24

2.9K 212 41
                                    

Pierwszą znajomą osobą, którą widzę w drodze do pałacu Odyna jest Loki. Trochę dziwi mnie jego widok. Thor opowiadał mi o obecnej sytuacji w swoim królestwie. Odyn coraz surowiej traktuje obecność swojego przybranego syna w swoich bardzo nieskromnych progach. Kiedy jednak patrzę na Lokiego to nie wydaje się być zasmucony lub niezadowolony. Jego twarz zdobi szeroki uśmiech.

Chcę go ominąć. Mam nadzieję, że nie zauważy mnie w tłumie wojowników. Specjalnie odwracam wzrok. Z doświadczenia wiem, że im bardziej się komuś przyglądasz, to tym bardziej prowokujesz los do konfrontacji z tą osobą.

Już go mijam i znajduję się na rozległych schodach prowadzących do wejścia, gdy Loki pojawia się obok mnie. Przystaję i spoglądam na niego. Wciąż się uśmiecha i ma gdzieś moją naburmuszoną minę.

— Co cię tu sprowadza, moja Bairre*? — pyta i dotyka kosmyka moich włosów, które szybko od niego zabieram.
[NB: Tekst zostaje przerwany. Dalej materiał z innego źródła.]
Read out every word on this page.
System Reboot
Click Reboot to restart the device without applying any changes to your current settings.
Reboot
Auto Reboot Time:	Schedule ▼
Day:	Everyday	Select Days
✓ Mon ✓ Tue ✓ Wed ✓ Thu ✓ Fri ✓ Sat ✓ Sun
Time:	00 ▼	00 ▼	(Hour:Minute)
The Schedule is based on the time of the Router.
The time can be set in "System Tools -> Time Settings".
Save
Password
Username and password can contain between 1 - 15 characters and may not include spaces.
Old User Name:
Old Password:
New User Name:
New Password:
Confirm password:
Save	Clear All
— To irlandzkie imię — stwierdzam z przekąsem.

— Zawsze pasowałaś mi na Irlandkę.

Jego uśmiech i opanowanie są nie do zniesienia. Nie zważając na niego ruszam w dalszą drogę. Po chwili znajduję się przy ogromnych, złotych drzwiach. Z niezadowoleniem stwierdzam, że u mojego boku wciąż stoi Loki.

— Czego ode mnie chcesz?

— Abyś odpowiedziała na moje wcześniejsze pytanie, droga Ido**.

Przewracam oczami słysząc kolejne irlandzkie imię. Nie wiem co on w tym widzi. Nie jest to ani ciekawe, ani romantyczne, ani wrogie.
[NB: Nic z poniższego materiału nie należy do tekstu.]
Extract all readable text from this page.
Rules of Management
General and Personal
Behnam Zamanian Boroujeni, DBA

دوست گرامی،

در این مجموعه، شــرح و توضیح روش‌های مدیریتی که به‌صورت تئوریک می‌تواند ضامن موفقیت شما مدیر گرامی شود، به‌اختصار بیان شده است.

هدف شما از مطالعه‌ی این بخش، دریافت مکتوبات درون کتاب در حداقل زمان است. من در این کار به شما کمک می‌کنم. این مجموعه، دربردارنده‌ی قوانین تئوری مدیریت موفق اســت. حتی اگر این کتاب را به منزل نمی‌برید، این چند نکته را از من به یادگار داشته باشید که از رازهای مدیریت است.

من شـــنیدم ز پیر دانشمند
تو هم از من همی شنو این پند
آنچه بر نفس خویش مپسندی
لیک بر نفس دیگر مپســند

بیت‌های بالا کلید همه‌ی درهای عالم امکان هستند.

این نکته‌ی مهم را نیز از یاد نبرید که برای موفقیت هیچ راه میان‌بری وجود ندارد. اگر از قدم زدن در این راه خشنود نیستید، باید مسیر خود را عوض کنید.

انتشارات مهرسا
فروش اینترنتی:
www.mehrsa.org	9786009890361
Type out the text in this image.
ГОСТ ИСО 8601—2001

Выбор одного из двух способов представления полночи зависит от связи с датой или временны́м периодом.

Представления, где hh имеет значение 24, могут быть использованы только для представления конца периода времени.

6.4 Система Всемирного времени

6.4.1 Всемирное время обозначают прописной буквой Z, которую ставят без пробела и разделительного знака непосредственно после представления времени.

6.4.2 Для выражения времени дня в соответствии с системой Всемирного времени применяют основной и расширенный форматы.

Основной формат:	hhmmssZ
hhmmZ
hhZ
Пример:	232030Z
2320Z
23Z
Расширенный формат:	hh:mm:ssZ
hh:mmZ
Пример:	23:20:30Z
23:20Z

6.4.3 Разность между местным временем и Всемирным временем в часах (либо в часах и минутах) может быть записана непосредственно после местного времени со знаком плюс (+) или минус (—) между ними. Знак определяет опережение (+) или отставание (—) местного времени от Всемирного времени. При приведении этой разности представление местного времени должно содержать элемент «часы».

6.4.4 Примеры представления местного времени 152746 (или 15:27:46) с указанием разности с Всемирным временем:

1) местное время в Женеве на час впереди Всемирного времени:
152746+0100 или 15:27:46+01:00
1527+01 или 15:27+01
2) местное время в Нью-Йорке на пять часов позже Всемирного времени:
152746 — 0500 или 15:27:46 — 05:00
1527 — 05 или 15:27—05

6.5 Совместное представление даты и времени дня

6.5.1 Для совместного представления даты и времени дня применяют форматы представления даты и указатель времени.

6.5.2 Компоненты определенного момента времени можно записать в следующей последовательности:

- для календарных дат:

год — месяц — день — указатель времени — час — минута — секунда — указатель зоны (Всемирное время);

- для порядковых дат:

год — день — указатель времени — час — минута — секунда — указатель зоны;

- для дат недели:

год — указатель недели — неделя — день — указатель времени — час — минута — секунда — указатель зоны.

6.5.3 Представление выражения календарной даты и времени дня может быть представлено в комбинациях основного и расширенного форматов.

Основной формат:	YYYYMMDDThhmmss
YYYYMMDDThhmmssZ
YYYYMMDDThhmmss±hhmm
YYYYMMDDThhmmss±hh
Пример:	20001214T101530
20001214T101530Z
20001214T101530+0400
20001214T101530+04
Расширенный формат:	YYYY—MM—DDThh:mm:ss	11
— Thor wrócił do Asgardu? — pytam i odwracam wzrok. Wolę patrzeć na złote drzwi niż na Lokiego, kiedy zadaję to pytanie. Nigdy nie jestem pewna jak młody bóg zareaguje na wzmiankę o swoim przybranym bracie. Czasami wydaje się, że go to wcale nie obchodzi. Innym razem wpada w gniew i jest gotowy zabić, bylebyś tylko nie wspominał imienia Thora.
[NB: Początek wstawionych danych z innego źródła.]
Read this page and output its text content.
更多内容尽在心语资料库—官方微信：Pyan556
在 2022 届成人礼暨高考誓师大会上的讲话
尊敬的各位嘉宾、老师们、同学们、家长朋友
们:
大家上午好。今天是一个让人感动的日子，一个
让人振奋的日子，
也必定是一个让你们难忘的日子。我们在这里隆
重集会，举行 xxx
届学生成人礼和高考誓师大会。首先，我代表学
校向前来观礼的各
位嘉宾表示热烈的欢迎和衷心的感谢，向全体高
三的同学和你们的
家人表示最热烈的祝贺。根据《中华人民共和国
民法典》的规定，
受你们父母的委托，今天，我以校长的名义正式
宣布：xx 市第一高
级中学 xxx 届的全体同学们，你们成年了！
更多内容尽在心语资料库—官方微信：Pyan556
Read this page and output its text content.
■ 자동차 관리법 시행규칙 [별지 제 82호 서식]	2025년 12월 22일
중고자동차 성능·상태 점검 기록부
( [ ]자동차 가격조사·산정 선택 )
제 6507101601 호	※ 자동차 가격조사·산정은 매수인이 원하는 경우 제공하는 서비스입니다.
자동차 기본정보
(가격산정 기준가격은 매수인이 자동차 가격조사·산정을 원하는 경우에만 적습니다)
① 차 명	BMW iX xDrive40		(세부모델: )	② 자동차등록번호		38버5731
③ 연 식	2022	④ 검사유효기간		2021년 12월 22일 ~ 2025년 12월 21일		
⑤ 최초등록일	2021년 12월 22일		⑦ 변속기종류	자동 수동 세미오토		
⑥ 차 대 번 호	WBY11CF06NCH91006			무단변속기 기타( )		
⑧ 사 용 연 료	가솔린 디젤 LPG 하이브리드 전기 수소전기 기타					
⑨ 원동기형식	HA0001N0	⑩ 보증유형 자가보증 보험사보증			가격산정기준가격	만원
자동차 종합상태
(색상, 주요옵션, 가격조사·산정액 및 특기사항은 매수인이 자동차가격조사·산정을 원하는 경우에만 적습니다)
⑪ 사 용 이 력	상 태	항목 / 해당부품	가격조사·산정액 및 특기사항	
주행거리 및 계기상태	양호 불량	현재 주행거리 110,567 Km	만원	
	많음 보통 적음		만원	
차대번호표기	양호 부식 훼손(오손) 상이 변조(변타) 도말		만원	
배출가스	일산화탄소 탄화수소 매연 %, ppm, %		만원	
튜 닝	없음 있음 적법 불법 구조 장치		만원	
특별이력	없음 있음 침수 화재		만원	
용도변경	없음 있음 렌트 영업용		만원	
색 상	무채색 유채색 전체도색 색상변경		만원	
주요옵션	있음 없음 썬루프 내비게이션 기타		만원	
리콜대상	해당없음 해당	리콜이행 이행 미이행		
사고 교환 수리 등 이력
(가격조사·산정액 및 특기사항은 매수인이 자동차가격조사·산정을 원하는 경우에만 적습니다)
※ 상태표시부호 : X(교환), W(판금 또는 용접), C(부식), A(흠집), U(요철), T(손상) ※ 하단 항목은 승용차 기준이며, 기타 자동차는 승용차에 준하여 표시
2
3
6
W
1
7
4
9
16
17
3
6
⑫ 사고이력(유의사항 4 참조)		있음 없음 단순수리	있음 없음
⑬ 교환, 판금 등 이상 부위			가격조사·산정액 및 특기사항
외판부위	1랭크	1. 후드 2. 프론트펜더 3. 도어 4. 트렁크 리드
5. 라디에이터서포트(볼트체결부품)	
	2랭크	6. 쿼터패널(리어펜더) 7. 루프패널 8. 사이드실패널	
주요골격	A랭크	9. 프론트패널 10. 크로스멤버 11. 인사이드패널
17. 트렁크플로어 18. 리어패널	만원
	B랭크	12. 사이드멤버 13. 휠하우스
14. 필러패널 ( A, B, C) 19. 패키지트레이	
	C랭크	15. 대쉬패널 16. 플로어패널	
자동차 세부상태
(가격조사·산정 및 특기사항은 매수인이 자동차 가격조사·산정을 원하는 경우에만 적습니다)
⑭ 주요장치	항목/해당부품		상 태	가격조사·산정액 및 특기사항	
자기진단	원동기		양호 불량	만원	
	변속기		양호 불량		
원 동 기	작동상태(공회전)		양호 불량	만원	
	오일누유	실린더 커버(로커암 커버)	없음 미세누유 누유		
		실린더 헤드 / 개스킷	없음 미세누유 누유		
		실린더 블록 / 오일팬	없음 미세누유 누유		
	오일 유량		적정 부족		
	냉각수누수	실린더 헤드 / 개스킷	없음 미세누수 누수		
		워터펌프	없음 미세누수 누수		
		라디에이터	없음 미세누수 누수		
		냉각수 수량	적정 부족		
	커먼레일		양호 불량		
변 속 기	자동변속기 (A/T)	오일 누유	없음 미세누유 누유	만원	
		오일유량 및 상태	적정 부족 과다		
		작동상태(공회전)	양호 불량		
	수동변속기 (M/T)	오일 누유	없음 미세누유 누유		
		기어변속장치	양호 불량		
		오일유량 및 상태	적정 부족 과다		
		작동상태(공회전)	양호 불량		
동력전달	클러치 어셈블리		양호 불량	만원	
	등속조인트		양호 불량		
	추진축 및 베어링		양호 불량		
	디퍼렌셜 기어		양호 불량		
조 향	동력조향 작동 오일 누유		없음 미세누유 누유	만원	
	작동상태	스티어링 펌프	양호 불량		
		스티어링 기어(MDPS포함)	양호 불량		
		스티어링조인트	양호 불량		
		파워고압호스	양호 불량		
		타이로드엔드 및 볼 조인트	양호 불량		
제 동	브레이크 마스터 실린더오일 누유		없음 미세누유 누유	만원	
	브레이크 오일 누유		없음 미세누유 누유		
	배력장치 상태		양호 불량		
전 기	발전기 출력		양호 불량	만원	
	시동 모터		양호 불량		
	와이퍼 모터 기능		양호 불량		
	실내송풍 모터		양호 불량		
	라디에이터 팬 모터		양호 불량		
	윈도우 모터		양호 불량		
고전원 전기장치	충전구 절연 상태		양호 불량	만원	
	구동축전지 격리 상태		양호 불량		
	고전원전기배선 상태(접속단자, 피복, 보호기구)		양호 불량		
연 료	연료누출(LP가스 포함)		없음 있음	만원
Tak było zanim jeszcze trafiłam do piekła, gdzie przytrzymywał mnie ojciec. Teraz nie wiem czy może się nie zmienił.

— A więc chodzi o Thora? Nic dziwnego, zawsze o niego chodzi. Kobiety go wręcz kochają, ale nie wiem czemu. Chodzi o te jego wielkie mięśnie? Jak dla mnie są tylko zbędnym balastem.

A więc teraz się wypiera. Próbuje zmniejszyć pozycję brata, byle tylko nie wpaść w niepotrzebny gniew. Doceniam jego starania i uśmiecham się.

— Nie kocham Thora i z tego co wiem to ma inną ukochaną. Przyszłam w roli przyjaciółki.

— A więc teraz tak to się nazywa? — Macha ręką i szczerzy się szeroko. — Jestem do tyłu z nowinkami, muszę je nadrobić.

Przewracam oczami i chwytam mosiężną klamkę. Już mam otworzyć drzwi i wejść do środka, kiedy powstrzymuje mnie silna dłoń Lokiego. Odwracam się w jego stronę.

— Thor nie wrócił. Od dłuższego czasu jest na Ziemi. Czyżby coś się z nim stało?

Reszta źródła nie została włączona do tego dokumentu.